I don’t hate writing anymore. My hatred for writing probably had more to do with my education in the garbage American school system than anything else. I’ve always been more inclined towards numbers than words in the first place, but these days I sometimes find ideas bubbling up from within that I just have to write down somewhere, and that’s a big part of the reason for starting this blog. I think reading because you’re intrinsically interested in the material is far different from reading because a midwit English teacher told you to and you’re a brainwashed 15-year-old who thinks grades are everything. The former leads to those ideas bubbling up within that I mentioned a minute ago, and you write because you want to and you care about what you’re writing. The latter leads to nothing worthwhile and you end up writing for the same reason you did the reading: because your midwit English teacher told you to and you want the grade. I feel like I’ve spent the last year mostly undoing the damage of high school, and there’s a long way to go.

I have a much better picture of the direction I want to go next in life. That direction is founded on something like stoic philosophy, and we haven’t even gotten to the Stoics yet. The direction is pretty simple: get a piece of land and a house that is mine, get a wife, have a mess of kids, and build a future. Forget about “pOlItIcAl AcTiViSm”, or “InFlUeNcInG tHe FuTuRe Of OuR sOcIeTy”. Those things are out of the realm of my control, which makes them not worth spending too much time worrying about if the Stoics are correct. Instead, I can spend my time focusing on things that are much more within the realm of my influence: myself, my immediate family, and a community of like-minded people.
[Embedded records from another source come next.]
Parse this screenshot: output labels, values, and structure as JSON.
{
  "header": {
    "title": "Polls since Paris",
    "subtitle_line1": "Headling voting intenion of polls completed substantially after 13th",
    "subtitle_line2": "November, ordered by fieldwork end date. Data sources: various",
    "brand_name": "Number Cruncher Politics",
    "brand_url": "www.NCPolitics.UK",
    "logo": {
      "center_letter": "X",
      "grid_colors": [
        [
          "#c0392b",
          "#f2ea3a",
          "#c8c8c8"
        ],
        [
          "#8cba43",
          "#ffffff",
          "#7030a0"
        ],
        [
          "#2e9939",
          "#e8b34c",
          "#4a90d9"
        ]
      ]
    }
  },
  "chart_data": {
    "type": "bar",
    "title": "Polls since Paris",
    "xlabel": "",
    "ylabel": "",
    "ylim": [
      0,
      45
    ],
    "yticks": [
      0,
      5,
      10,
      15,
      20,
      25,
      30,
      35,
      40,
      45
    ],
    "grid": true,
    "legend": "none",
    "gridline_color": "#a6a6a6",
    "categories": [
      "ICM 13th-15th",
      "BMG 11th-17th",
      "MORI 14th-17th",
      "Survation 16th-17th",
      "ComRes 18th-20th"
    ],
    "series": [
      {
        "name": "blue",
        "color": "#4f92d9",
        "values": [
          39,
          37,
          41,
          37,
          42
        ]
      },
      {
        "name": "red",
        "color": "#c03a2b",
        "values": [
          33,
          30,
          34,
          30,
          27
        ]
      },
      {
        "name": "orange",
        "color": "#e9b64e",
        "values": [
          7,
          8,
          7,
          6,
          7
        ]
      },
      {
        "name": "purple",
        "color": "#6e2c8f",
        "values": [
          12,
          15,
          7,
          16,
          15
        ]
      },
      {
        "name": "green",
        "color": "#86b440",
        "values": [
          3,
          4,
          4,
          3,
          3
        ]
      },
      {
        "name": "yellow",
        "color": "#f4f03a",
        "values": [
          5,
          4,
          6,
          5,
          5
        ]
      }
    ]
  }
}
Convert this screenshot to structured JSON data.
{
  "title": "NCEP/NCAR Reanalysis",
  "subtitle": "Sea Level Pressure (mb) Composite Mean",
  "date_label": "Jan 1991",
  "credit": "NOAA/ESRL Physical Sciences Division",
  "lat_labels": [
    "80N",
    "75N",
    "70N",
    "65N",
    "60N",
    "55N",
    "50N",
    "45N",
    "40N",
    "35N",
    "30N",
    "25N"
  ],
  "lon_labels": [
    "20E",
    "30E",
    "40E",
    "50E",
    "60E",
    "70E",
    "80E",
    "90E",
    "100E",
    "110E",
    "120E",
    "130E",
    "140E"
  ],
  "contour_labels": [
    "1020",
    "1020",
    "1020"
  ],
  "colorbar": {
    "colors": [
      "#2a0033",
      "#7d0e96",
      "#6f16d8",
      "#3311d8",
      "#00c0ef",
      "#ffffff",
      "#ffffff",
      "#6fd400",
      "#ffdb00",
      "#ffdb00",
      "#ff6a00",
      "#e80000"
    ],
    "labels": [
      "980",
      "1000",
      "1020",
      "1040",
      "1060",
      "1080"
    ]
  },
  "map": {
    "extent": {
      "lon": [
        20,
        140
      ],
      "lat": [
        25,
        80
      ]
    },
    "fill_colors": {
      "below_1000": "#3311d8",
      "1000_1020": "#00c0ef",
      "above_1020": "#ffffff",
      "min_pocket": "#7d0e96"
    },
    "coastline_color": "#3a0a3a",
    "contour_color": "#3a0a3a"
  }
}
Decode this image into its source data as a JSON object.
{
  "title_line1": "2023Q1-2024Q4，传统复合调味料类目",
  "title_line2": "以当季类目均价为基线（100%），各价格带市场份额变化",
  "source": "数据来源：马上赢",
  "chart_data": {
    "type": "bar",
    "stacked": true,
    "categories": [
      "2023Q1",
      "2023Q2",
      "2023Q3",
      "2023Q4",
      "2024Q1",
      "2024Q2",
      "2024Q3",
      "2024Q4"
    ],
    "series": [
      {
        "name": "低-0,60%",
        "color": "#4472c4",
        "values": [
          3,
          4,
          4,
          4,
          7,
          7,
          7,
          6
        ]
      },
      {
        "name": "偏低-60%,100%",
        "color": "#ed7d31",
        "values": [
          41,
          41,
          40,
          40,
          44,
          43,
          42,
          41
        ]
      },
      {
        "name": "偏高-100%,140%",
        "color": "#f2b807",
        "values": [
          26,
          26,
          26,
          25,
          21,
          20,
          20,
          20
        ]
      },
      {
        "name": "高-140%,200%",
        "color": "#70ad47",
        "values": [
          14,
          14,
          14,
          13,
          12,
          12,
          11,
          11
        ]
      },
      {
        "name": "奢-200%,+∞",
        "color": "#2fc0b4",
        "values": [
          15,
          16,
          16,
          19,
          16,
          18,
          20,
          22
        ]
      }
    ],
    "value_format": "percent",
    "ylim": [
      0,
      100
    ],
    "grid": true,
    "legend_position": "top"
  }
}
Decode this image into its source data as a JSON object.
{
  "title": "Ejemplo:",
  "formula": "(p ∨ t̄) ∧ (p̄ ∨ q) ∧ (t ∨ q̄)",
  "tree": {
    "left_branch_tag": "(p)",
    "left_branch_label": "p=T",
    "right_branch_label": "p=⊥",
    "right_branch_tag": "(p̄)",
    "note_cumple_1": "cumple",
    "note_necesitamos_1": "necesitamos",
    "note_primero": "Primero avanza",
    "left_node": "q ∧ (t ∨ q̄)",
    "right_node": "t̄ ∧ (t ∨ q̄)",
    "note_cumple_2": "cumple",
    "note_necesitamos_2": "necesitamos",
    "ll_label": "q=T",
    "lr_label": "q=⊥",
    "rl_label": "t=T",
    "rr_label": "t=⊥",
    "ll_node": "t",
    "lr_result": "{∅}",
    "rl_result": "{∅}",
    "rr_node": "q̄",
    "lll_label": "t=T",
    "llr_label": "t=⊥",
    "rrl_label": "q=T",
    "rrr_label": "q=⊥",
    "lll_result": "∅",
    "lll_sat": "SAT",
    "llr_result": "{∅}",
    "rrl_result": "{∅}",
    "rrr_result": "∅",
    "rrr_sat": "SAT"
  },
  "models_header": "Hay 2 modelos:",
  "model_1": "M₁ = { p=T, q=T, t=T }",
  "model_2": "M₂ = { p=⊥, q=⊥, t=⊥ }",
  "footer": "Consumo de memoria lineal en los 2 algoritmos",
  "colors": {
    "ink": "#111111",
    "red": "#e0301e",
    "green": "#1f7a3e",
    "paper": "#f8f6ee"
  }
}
I’m more aware of what I don’t understand. This is both depressing and encouraging. The downside to the above point of having a better picture of what’s next is that I’ve now realized I have no idea how to make any of it happen, and as a result it seems like the most impossibly daunting task I’ve ever thought about taking on. The same goes for every time I read a new Platonic dialogue. They always seem to clarify or bring into sharper focus something from a past dialogue, and I can’t help but wonder what I’m missing from the current dialogue because of the fact that I haven’t yet read the future dialogues. I’ll keep working at it though, because as the gym poster said, the best way to suck at this is to keep not doing it.

Scott always says that reading these books will ruin your life, but give you a new one later. I think that’s about right. And now it’s time to go for a walk and read some more Plato.